Conclusion: Atrial fibrillation is associated with higher NT-proBNP concentrations in dyspneic patients, particularly in those without acute HF.
Introduction
Securing a correct diagnosis of acute heart failure (HF) in patients presenting with dyspnea to an emergency department (ED) can be challenging. Released as a consequence of myocardial wall stress, and generated as a cleavage product of a 108-amino acid intracellular precursor (proBNP108), amino-terminal pro-brain natriuretic peptide (NT-proBNP) is a 76-amino acid peptide whose measurement has been shown to be useful for diagnosis and risk stratification of dyspneic patients with and without acute HF. The recent N-terminal PRIDE and ICON studies have provided a framework for the interpretation of NT-proBNP concentrations. However, a growing understanding of natriuretic peptides has led to the recognition of the wide variety of circumstances other than acute HF in which NT-proBNP is elevated, such as acute coronary syndromes (ACSs) or pulmonary embolism (PE). Accordingly, to optimally use NT-proBNP in the clinical setting, better understanding of medical illnesses that may influence the diagnostic accuracy of this marker is necessary to avoid inappropriate diagnosis of acute HF.

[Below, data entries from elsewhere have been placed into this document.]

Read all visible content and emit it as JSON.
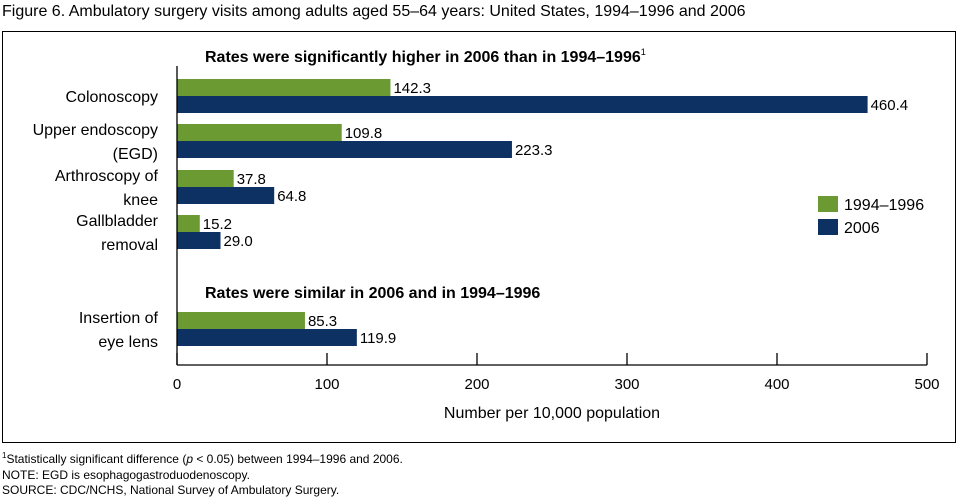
{
  "figure_title": "Figure 6. Ambulatory surgery visits among adults aged 55–64 years: United States, 1994–1996 and 2006",
  "colors": {
    "series_1994_1996": "#6a9a31",
    "series_2006": "#0d3163"
  },
  "chart_data": {
    "type": "bar",
    "orientation": "horizontal",
    "sections": [
      {
        "title": "Rates were significantly higher in 2006 than in 1994–1996",
        "superscript": "1"
      },
      {
        "title": "Rates were similar in 2006 and in 1994–1996",
        "superscript": ""
      }
    ],
    "categories": [
      {
        "lines": [
          "Colonoscopy"
        ],
        "section": 0
      },
      {
        "lines": [
          "Upper endoscopy",
          "(EGD)"
        ],
        "section": 0
      },
      {
        "lines": [
          "Arthroscopy of",
          "knee"
        ],
        "section": 0
      },
      {
        "lines": [
          "Gallbladder",
          "removal"
        ],
        "section": 0
      },
      {
        "lines": [
          "Insertion of",
          "eye lens"
        ],
        "section": 1
      }
    ],
    "series": [
      {
        "name": "1994–1996",
        "values": [
          142.3,
          109.8,
          37.8,
          15.2,
          85.3
        ],
        "labels": [
          "142.3",
          "109.8",
          "37.8",
          "15.2",
          "85.3"
        ]
      },
      {
        "name": "2006",
        "values": [
          460.4,
          223.3,
          64.8,
          29.0,
          119.9
        ],
        "labels": [
          "460.4",
          "223.3",
          "64.8",
          "29.0",
          "119.9"
        ]
      }
    ],
    "xlim": [
      0,
      500
    ],
    "xticks": [
      0,
      100,
      200,
      300,
      400,
      500
    ],
    "xlabel": "Number per 10,000 population",
    "legend": "right",
    "grid": false
  },
  "footnotes": {
    "note1_sup": "1",
    "note1_pre": "Statistically significant difference (",
    "note1_p": "p",
    "note1_post": " < 0.05) between 1994–1996 and 2006.",
    "note2": "NOTE: EGD is esophagogastroduodenoscopy.",
    "note3": "SOURCE: CDC/NCHS, National Survey of Ambulatory Surgery."
  }
}
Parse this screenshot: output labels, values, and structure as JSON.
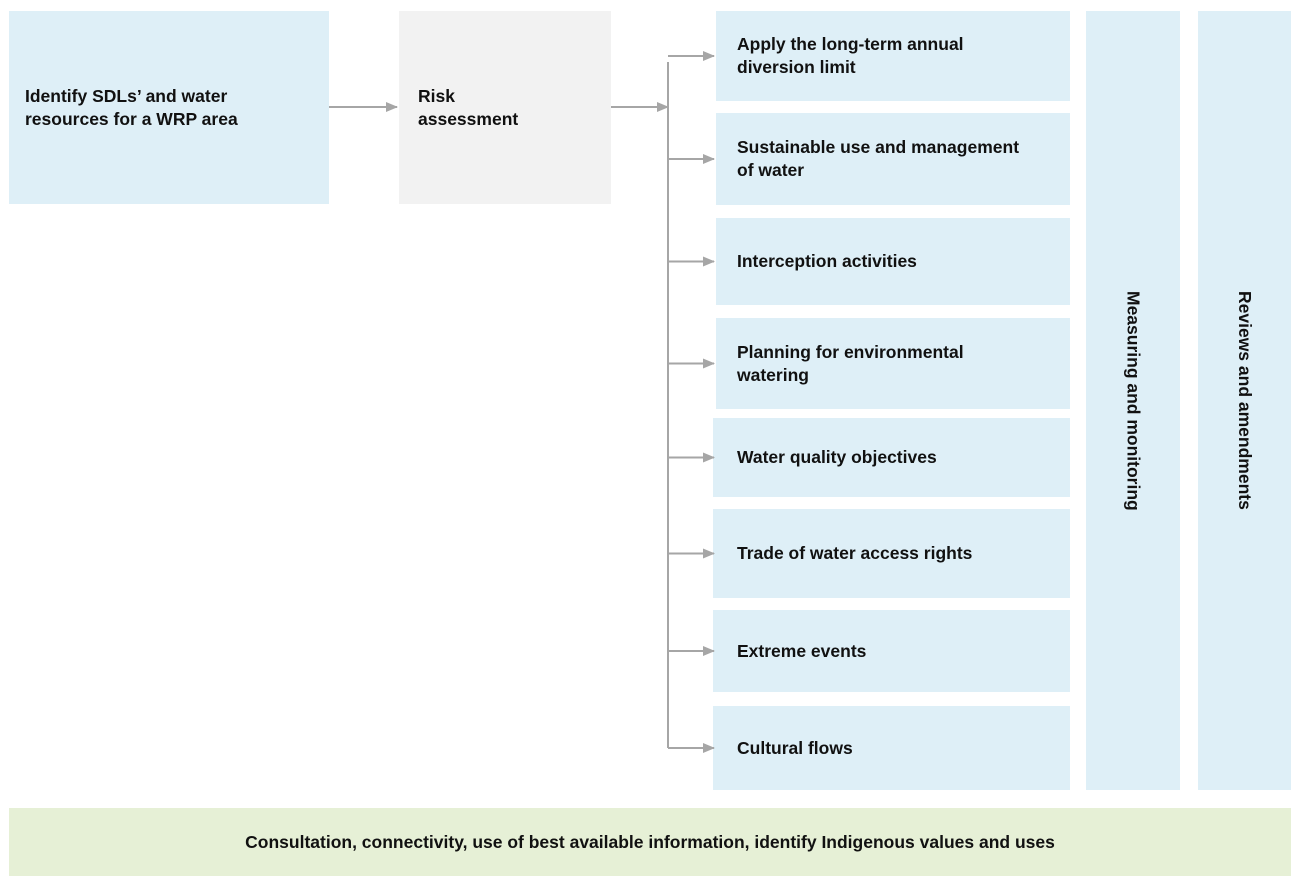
{
  "source": {
    "label": "Identify SDLs’ and water resources for a WRP area"
  },
  "assessment": {
    "label": "Risk assessment"
  },
  "steps": [
    {
      "label": "Apply the long-term annual diversion limit"
    },
    {
      "label": "Sustainable use and management of water"
    },
    {
      "label": "Interception activities"
    },
    {
      "label": "Planning for environmental watering"
    },
    {
      "label": "Water quality objectives"
    },
    {
      "label": "Trade of water access rights"
    },
    {
      "label": "Extreme events"
    },
    {
      "label": "Cultural flows"
    }
  ],
  "columns": [
    {
      "label": "Measuring and monitoring"
    },
    {
      "label": "Reviews and amendments"
    }
  ],
  "footer": {
    "label": "Consultation, connectivity, use of best available information, identify Indigenous values and uses"
  }
}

Atrial fibrillation (AF) is common, and it may lead to dyspnea in the absence of acute HF, but is also a frequent comorbidity in patients with acute HF. Recently, there has been evidence to suggest a positive correlation between NT-proBNP concentrations and the presence of AF in the absence of clinical HF. In addition, concentrations of the related peptide BNP were recently noted to be significantly higher in dyspneic subjects with AF in the Breathing Not Properly Multinational Study, even in the absence of a clinical diagnosis of acute HF. On the basis of these observations, we hypothesized that AF alone might similarly be associated with an elevated NT-proBNP level, even in subjects without HF.